A randomized pilot study of tenofovir/emtricitabine (TDF/FTC) + boosted atazanavir (ATV/r) vs. raltegravir (RAL BID) + ATV/r vs. RAL BID + ATV BID

Abstract

Patients virologically suppressed on TDF/FTC + ATV/r may require alternative regimens that maintain suppression while addressing some drug‐related side effects. We explored two alternative regimens that replace RTV and/or TDF/FTC. This open‐label exploratory pilot trial enrolled 43 patients on TDF/FTC + ATV/r. Subjects were randomized to one of three arms. Arm 1 (n=15) replaced TDF/FTC with RAL 400 mg BID while continuing ATV/r. Arm 2 (n=14) made two changes: TDF/FTC was stopped and RAL BID was used instead; ritonavir was stopped and ATV 300 mg BID was used. Arm CTL (n=14) continued the baseline (BL) regimen. The week 48 final endpoint is summarized. The primary endpoint was maintaining virologic suppression (<40 c/mL); secondary endpoints compared safety measures. Overall mean age was 46, with 74% Caucasian, 21% black race and 12% female; similar characteristics noted across arms. Through week 48, all but two patients maintained virologic suppression; both virologic failures (>200 c/mL on two consecutive tests) were on arm 2; both reported adherence problems and no resistance mutations were detected. Overall CD4 counts were 534/mm3 at BL and 555/mm3 at week 48. There was a significant CD4 cell count difference favoring CTL (+52/mm3) vs. arm 2 (−14/mm3), p=0.03. No significant differences across arms were noted in lipid fractions or other lab tests. There were no clinically significant EKG changes across arms. Among AEs of interest through week 48, there were more neurologic AEs on arm 1 (n=7) and 2 (n=6) vs. CTL (n=1), and more musculoskeletal events noted on arm 2 (n=7) vs. arm 1 (n=3) and CTL (n=1). Quality of life was measured with a self‐assessment Likert scale. Scores were similar across arms despite the BID dosing in two arms.

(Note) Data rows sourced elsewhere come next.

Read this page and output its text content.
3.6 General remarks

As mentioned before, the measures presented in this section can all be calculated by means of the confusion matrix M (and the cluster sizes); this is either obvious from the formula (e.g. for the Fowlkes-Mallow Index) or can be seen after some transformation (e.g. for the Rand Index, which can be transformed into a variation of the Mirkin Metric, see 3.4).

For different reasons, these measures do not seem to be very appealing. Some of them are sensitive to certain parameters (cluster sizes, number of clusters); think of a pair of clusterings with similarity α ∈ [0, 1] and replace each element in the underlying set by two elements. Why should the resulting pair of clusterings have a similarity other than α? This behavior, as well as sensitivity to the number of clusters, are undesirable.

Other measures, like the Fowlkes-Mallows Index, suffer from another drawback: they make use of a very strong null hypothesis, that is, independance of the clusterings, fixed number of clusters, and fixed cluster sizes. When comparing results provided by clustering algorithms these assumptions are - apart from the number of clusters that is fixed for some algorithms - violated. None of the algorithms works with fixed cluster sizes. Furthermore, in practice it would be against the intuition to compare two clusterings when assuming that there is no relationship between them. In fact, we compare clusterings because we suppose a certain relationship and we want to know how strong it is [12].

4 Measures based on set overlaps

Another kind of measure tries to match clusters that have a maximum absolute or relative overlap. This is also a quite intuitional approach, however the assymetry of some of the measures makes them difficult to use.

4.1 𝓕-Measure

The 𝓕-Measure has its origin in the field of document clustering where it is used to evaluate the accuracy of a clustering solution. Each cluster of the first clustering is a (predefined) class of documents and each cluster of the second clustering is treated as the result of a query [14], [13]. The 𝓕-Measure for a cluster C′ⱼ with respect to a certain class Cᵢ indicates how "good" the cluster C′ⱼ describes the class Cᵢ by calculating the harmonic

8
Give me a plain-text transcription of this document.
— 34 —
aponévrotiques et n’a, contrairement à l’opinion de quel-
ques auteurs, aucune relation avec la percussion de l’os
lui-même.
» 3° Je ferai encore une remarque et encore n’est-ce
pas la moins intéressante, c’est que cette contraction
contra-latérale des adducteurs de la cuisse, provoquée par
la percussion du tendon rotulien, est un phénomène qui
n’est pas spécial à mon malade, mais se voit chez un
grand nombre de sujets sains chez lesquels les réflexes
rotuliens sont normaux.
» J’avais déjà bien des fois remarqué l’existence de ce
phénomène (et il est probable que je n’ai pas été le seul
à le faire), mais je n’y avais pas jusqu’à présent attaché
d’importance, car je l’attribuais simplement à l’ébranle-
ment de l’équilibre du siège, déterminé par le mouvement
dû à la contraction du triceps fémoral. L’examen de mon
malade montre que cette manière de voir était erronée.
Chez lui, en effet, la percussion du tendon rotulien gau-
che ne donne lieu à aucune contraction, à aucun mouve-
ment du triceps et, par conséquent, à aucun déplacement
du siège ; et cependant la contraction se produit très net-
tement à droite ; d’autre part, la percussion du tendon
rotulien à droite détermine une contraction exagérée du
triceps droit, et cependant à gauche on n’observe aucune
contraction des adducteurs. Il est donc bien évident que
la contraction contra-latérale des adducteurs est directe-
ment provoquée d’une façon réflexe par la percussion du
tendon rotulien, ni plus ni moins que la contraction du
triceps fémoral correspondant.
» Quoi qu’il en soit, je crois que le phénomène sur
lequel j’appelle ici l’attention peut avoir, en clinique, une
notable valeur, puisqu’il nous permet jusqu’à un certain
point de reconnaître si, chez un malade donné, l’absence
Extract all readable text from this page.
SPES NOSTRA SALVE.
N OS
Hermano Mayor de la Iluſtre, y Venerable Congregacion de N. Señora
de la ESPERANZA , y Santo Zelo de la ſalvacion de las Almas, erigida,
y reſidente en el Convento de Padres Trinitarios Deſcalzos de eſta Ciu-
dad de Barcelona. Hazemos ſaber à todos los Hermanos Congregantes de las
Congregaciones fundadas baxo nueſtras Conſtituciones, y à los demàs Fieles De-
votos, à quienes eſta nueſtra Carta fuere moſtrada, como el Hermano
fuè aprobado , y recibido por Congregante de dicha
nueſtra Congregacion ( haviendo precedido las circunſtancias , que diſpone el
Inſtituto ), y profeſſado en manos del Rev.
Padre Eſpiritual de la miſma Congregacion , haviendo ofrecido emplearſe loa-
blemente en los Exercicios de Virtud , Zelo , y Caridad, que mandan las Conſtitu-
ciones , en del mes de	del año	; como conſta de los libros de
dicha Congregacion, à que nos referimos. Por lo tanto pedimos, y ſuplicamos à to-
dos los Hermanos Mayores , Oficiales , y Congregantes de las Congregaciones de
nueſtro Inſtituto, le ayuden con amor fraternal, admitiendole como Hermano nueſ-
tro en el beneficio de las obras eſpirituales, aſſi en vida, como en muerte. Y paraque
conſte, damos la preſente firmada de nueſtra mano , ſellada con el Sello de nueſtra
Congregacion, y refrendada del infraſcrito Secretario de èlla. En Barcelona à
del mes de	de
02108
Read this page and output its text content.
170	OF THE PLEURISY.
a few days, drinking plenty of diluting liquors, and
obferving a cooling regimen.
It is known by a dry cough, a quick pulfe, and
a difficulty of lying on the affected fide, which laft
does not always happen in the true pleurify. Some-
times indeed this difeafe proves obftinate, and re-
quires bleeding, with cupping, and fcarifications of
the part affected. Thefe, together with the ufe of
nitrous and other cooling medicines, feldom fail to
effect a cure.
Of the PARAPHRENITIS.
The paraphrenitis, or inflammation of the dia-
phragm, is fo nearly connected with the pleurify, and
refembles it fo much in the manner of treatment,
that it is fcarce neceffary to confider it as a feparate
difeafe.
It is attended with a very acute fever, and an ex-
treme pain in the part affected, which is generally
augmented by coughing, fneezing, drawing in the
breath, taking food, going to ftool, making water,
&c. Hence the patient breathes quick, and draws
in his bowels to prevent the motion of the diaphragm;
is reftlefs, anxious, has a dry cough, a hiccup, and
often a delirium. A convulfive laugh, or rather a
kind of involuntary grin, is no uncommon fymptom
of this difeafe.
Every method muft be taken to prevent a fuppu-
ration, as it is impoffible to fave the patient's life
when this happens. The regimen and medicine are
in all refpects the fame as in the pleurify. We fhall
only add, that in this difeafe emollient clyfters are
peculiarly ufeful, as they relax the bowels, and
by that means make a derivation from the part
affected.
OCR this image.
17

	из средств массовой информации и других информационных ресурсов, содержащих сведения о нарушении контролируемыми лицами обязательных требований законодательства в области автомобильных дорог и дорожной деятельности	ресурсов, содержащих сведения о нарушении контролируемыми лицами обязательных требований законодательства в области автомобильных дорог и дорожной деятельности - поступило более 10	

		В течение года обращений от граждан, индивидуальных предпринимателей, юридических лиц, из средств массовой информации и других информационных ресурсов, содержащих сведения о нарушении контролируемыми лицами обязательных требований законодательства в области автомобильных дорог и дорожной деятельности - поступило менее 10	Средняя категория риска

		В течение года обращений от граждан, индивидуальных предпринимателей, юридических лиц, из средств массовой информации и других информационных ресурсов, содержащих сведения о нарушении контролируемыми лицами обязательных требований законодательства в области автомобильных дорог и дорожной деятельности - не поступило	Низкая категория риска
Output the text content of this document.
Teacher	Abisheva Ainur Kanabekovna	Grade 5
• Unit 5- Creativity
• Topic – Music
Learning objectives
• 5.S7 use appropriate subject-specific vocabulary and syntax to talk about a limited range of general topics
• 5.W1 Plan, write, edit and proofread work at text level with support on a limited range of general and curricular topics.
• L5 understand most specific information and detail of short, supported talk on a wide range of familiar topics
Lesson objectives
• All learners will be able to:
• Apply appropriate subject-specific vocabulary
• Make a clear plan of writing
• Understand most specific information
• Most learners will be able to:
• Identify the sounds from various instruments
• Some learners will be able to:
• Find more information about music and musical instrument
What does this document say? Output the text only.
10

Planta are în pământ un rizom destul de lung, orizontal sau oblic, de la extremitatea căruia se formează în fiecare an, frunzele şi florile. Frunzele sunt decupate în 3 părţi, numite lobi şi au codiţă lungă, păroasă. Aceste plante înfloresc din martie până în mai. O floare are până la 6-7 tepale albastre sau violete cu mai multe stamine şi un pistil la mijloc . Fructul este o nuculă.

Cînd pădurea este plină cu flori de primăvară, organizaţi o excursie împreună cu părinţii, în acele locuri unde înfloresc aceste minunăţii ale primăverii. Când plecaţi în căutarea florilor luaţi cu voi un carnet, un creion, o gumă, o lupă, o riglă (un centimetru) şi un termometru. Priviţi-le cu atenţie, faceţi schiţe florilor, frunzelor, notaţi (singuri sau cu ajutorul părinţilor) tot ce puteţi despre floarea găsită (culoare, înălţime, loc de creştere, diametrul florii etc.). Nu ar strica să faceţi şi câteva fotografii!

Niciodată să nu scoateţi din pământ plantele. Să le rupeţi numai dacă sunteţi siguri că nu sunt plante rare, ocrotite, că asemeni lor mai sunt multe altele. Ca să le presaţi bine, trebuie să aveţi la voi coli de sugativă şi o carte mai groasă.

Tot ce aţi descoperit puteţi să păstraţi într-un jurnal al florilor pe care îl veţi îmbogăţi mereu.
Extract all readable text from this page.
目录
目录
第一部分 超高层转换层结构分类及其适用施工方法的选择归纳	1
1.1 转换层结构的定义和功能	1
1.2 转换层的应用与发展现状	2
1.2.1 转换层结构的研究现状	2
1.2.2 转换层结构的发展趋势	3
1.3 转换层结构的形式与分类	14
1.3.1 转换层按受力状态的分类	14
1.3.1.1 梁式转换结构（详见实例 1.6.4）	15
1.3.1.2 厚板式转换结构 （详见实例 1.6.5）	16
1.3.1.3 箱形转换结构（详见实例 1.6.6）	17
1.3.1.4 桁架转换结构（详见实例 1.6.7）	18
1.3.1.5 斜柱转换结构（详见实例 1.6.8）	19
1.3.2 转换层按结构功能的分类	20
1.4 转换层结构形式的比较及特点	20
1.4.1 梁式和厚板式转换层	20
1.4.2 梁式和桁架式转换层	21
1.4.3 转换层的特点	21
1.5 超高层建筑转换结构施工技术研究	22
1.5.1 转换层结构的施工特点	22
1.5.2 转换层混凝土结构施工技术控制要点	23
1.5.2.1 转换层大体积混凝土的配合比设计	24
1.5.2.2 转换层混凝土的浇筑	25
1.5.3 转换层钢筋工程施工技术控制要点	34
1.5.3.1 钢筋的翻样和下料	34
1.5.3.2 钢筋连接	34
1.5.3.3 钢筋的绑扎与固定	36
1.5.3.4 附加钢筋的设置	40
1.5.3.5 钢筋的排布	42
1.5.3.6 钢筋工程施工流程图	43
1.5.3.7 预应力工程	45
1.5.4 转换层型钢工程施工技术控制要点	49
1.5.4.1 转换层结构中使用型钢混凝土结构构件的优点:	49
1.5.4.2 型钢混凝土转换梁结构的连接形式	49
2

Self‐reported adherence using 3‐day recall was>95% in all three arms at both baseline and week 48. In this randomized pilot study, two of the three arms maintained virologic suppression in all subjects; there were two virologic rebounds in arm 2. No resistance mutations were detected in either, and adherence issues were noted for both subjects. We also noted that the CD4 cell change was significantly less on arm 2, and there were more neurologic and musculoskeletal AEs on arm 2 vs. CTL. In this study, the use of ATV/r with either TDF/FTC or RAL was successful over 48 weeks, but unboosted BID ATV 300 mg+BID RAL 400 mg as an alternative in virologically suppressed patients should be used with caution.